Chan Is Missing, Wang’s debut, follows two hapless taxi drivers, Jo and his nephew, Steve, as they try to track down the eponymous Chan Hung, who has disappeared with $4,000 that belonged to them. Their search for Chan sends them all over Chinatown in downtown San Francisco, where the ever-elusive Chan not only continues to evade them, but in talking to the locals they come across, Chan almost becomes an afterthought to film, as we learn more about their lives. Chan is different to each person they meet and like Chan, the Asian American community that Wang illustrates contains multitudes as well. It’s charming, lowkey, and an easy-going watch that’s more people-forward than mystery-forward.
Also of note, the film was selected for preservation by the Library of Congress for the United States National Film Registry in 1995, which select films that are ‘culturally, historically, or aesthetically significant,’ each year.
In addition to Chan Is Missing, Kanopy has a selection of films from Wang’s filmography, which you can find here, including Maid in Manhattan and the terrific Dim Sum: A Little Bit Of Heart.
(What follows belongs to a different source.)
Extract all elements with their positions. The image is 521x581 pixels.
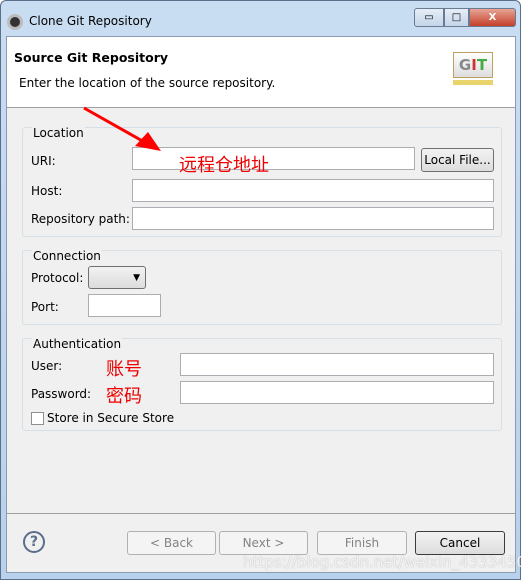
arrow-shaft <box>83 106 147 145</box>
annotation-arrow-icon <box>83 106 161 151</box>
dialog-window: Clone Git Repository ▭ □ X Source Git Re… <box>0 0 521 580</box>
arrow-head <box>135 132 161 151</box>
Piccadilly (Ewald André Dupont, 1929)
Your mileage may vary when it comes to the wavelength of a silent film. It could be the languid pace, the over-emotive acting, or a general aversion to anything black-and-white or ‘old,’ but E.W. Dupont’s Picadilly is one you might want to check out.
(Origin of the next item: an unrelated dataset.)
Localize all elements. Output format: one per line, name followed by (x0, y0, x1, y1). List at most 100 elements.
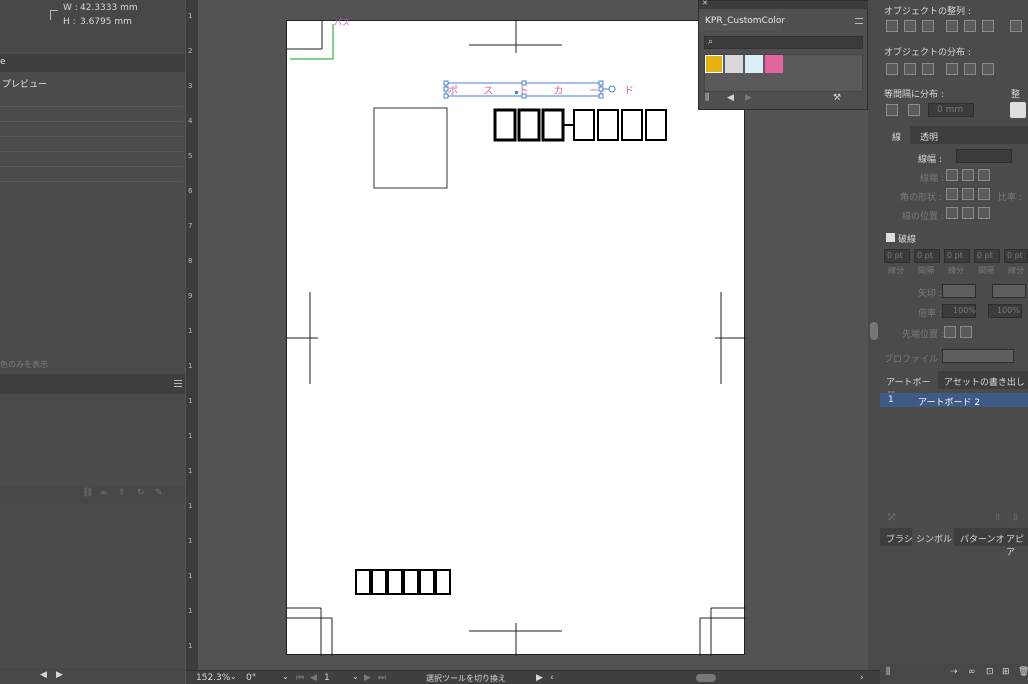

Born in 1905 as Wong Liu Tsong, Anna May Wong is considered to be the first Chinese American star. With a glamorous image and a career that spanned from the silent era of Hollywood and to stage and television, Anna May Wong helped to not only legitimize, but also humanize Chinese American citizens. She fought for non-stereotypical roles and when she couldn’t find them in the United States, she moved to Europe and starred on stage and screen, and with this gained international acclaim and recognition. Anna May Wong’s legacy has only increased after her death with major retrospectives of her work, awards, as well as a United States quarter that went into circulation in 2022, and a Barbie modeled after her in 2023.
E.W. Dupon’t Piccadilly was one of those films Wong made in her time in Europe. Newly restored and present by the British Film Institute, the film is mesmerizing and looks great for being close to a hundred years old. Wong plays Shosho, a dishwasher who overcomes her station in life, and becomes a dancing sensation at a nightclub in London. From there, a love triangle and professional jealousy blossoms into what can only lead to murder.
These films not only highlight the distinctive stories of Asian Americans and Pacific Islanders, but they also provide a unique perspective on identity, migration, and perseverance.